We had a complaint recently that several persons were going around dinging in doors and then offering to fix them. Several of the complaints pointed the finger at gypsies who have been reported as the perps in this scam in other areas. As with anything else, don’t have professional work done by anyone other than reputable businesses via Yellow Pages, Internet or other means of verification.

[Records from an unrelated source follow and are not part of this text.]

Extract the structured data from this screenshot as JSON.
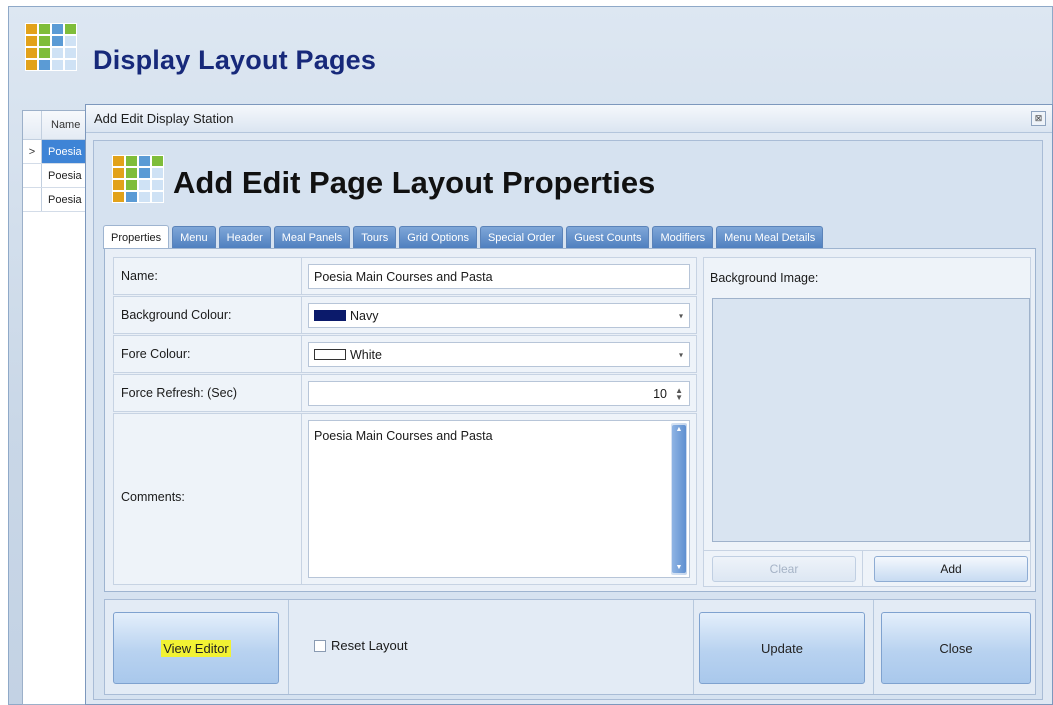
{
  "background_window": {
    "title": "Display Layout Pages",
    "grid": {
      "header": "Name",
      "rows": [
        {
          "indicator": ">",
          "name": "Poesia",
          "selected": true
        },
        {
          "indicator": "",
          "name": "Poesia",
          "selected": false
        },
        {
          "indicator": "",
          "name": "Poesia",
          "selected": false
        }
      ]
    }
  },
  "dialog": {
    "title": "Add Edit Display Station",
    "close_glyph": "⊠",
    "heading": "Add Edit Page Layout Properties",
    "tabs": [
      "Properties",
      "Menu",
      "Header",
      "Meal Panels",
      "Tours",
      "Grid Options",
      "Special Order",
      "Guest Counts",
      "Modifiers",
      "Menu Meal Details"
    ],
    "active_tab": "Properties",
    "form": {
      "name_label": "Name:",
      "name_value": "Poesia Main Courses and Pasta",
      "bg_colour_label": "Background Colour:",
      "bg_colour_value": "Navy",
      "bg_colour_swatch": "#0b1a6b",
      "fore_colour_label": "Fore Colour:",
      "fore_colour_value": "White",
      "fore_colour_swatch": "#ffffff",
      "refresh_label": "Force Refresh: (Sec)",
      "refresh_value": "10",
      "comments_label": "Comments:",
      "comments_value": "Poesia Main Courses and Pasta"
    },
    "background_image": {
      "label": "Background Image:",
      "clear_button": "Clear",
      "add_button": "Add"
    },
    "footer": {
      "view_editor": "View Editor",
      "reset_layout": "Reset Layout",
      "update": "Update",
      "close": "Close"
    }
  },
  "colors": {
    "title_blue": "#17297a",
    "tab_blue": "#5e8ccc",
    "highlight": "#f2f233"
  }
}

Be skeptical of walk-up business opportunities

REWARD OFFERED

Many of you are aware of the deceased newborn child found on Applegate Lane off of Long Beach Circle earlier this year. Unfortunately we still have no information as to the mother or the child or anyone who may know some information about it. Sandy Springs Police are offering a $5,000 reward for information.

HARDWARE SECURITY

For those of you with basements, here is something to think about. We have had several burglaries where the point of entry was a basement window or door. The bad guys never got into the main part of the home because the door leading from the basement to the main area was a solid wood door with a DEADBOLT. This is a great idea partially because the angle of the stairs makes it hard to put anything behind a good kick.

Your back basement door should be a metal door with a deadbolt of two inches. Metal doors look like wood doors and it’s in the back of the house so it should lessen the shock of those cosmetically sensitive of such things.

AND….

Thefts from cars can only happen if there is something in the car to steal. Thieves are not breaking into empty cars.